Arne O. Holm says Small, Yellow Post-It’s Mark the Border between Dictatorship and Democracy

Esa Martela på grensa mellom Russland og Finland
For more than 20 years, Esa Martela worked at the now-shut Nellim border station between Russia and Finland. (Photo: Arne O. Holm)

Commentary: “Here”, Esa Martela says and points to an abandoned building, “Here, I worked for decades before the border station was shut down.” We leave the car, Martela and I, and look into Russia. Two minutes later, a Finnish border inspection patrol appears on snowmobile.

The forest in this part of Finland has been decorated with yellow signs, placed one close to the other, almost like little post-it-notes. The only visible separation between a democracy and a warring dictatorship along the road from ivalo to Nellim.

The border between Russia and Finland.

About to joint NATO

The barely visible winter-dressed road we have followed will end in Pechenga, Russia – were it not for a gate marking the end of democratic values that thus brings my onward journey to the East to a halt.

There’s been a couple of weeks since Esa Martela took me to the border in Nellim. Back then, the idea of Finnish NATO membership was more of a theoretical exercise. Polls revealed increasing support for the western defense alliance and committees were established to explore the issue.

However, just a couple of days ago the first debate about membership took place in the Finnish parliament. That happened just one day after former Russian president Dmitry Medvedev threatened to deploy nuclear arms along the Baltic Sea if Finland were to turn its ambition into reality.

A border patrol on snowmobile receives me

Finland’s fast-track preparations to enter NATO also put pressure on Sweden, which yesterday decided to move the deadline for its own report about membership forward, from 13 May to 30 May. Today, the Swedish party Socialdemokraterna [Social Democrats] organizes its first major security policy debate about a potential NATO membership.

Key change

As early as on 29  June, during the NATO summit in Madrid, Finland and Sweden may be offered membership.

Snøscooterpatrulje på grensa mellom Russland og Finland.
The border against a warring neighbor to the East is guarded by patrols on snowmobiles. (Photo: Arne O. Holm)

Yesterday, Danish PM Mette Frederiksen met with Ukraine’s President Volodymyr Zelensky in Kyiv.

In Norway, the military exercise Cold Response is formally over, however, the military escalation continues. On Monday, 800 new American troops will arrive in Northern Norway to train there.

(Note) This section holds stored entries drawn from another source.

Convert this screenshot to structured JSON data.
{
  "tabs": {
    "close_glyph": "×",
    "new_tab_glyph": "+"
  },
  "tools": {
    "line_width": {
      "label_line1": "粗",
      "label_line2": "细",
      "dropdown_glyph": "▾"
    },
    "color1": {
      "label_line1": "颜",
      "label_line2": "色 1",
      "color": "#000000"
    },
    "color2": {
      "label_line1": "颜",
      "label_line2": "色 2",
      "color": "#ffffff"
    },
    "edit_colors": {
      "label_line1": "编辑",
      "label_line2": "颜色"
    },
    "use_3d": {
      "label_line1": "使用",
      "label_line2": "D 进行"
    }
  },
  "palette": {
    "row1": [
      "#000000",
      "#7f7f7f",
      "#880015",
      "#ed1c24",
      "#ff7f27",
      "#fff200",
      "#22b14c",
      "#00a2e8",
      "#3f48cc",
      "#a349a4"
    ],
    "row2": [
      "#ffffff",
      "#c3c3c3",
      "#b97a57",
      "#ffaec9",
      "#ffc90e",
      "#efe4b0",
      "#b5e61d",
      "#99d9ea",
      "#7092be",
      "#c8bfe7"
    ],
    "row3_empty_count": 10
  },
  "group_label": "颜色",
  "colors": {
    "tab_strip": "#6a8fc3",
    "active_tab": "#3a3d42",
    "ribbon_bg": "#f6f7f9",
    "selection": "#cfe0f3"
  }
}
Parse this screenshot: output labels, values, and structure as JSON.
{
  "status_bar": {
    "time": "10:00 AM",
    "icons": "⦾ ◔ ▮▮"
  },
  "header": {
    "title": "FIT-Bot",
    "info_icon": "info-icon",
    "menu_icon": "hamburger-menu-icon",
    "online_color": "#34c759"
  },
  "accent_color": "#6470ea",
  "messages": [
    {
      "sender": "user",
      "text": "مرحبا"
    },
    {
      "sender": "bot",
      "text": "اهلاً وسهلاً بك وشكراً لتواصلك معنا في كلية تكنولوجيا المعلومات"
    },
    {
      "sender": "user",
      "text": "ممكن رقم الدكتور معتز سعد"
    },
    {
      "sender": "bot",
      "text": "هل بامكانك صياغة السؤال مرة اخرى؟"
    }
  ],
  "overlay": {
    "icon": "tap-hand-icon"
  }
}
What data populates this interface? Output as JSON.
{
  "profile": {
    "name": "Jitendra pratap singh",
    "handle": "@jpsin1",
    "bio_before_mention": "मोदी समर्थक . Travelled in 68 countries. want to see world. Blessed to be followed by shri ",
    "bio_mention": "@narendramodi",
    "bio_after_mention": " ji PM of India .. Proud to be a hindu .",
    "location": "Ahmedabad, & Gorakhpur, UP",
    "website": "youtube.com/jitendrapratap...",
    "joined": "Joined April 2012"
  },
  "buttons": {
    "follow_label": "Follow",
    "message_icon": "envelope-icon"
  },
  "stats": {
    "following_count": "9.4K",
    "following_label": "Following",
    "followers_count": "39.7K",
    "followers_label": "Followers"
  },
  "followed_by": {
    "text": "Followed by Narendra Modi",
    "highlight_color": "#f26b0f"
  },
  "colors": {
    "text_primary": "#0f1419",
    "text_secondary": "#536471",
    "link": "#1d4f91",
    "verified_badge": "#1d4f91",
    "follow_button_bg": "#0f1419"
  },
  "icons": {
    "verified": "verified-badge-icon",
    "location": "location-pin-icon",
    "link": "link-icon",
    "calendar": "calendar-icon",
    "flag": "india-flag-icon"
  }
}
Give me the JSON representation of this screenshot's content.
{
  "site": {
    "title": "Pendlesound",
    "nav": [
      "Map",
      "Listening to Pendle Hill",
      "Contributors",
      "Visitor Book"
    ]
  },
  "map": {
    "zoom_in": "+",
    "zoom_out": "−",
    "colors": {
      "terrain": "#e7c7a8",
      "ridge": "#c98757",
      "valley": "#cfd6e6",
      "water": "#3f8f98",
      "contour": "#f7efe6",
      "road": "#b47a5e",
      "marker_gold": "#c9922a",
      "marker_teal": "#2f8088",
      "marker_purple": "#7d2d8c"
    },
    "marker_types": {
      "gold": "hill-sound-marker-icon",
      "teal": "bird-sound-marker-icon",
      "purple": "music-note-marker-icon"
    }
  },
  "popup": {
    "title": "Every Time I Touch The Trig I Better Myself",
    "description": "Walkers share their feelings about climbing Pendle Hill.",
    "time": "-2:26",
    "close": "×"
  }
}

International security politics have never before seen such fundamental and fast changes as those we are currently witnessing.

There is hardly time for political debate

At the same time, the civilian society is also changing at breakneck pace. International trade and cooperation are in war mode.

We find ourselves in a situation in which there is hardly time for political debate prior to decision-making. A war in Europe shakes all known ideas about political processes. It turns our understanding of the climate crisis upside down and creates refugee flows that we thought we could turn our back on because they came from countries for which we did not feel any responsibility.

The Winter War

Esa Martela points to a map hanging in the Finnish woods. It tells a story about Finland’s relationship with Russia, a story also about a Finland that feels certain this time around that it dares face an aggressive Russia when backed by NATO.

Gule skilt på grensa mellom Russland og Finland.
They look like small post-IT-notes, the signs separating a dictatorship from democracy. (Photo: Arne O. Holm)

Martela and his wife Katarina Turunen live just a few kilometers from the border to Russia, yet carry with them a legacy from their parents and grandparents – a legacy making Finland joint NATO with a defense sector that goes far and beyond the NATO requirements for new member states. The Winter War between Finland and the Soviet Union from 30 November 1939 to 12 March 1940 is by no means forgotten.

The Finnish border patrol on snowmobiles greets us kindly and welcomes me into the Finnish woods. If their work days have changed following the invasion of Ukraine, their faces do not reveal any hint thereof. The old border station, Esa Martela’s old workplace, is still shut. But the patrolling of the border continues.

A 1,340 kilometers long border against NATO, if the Finnish people gets its way.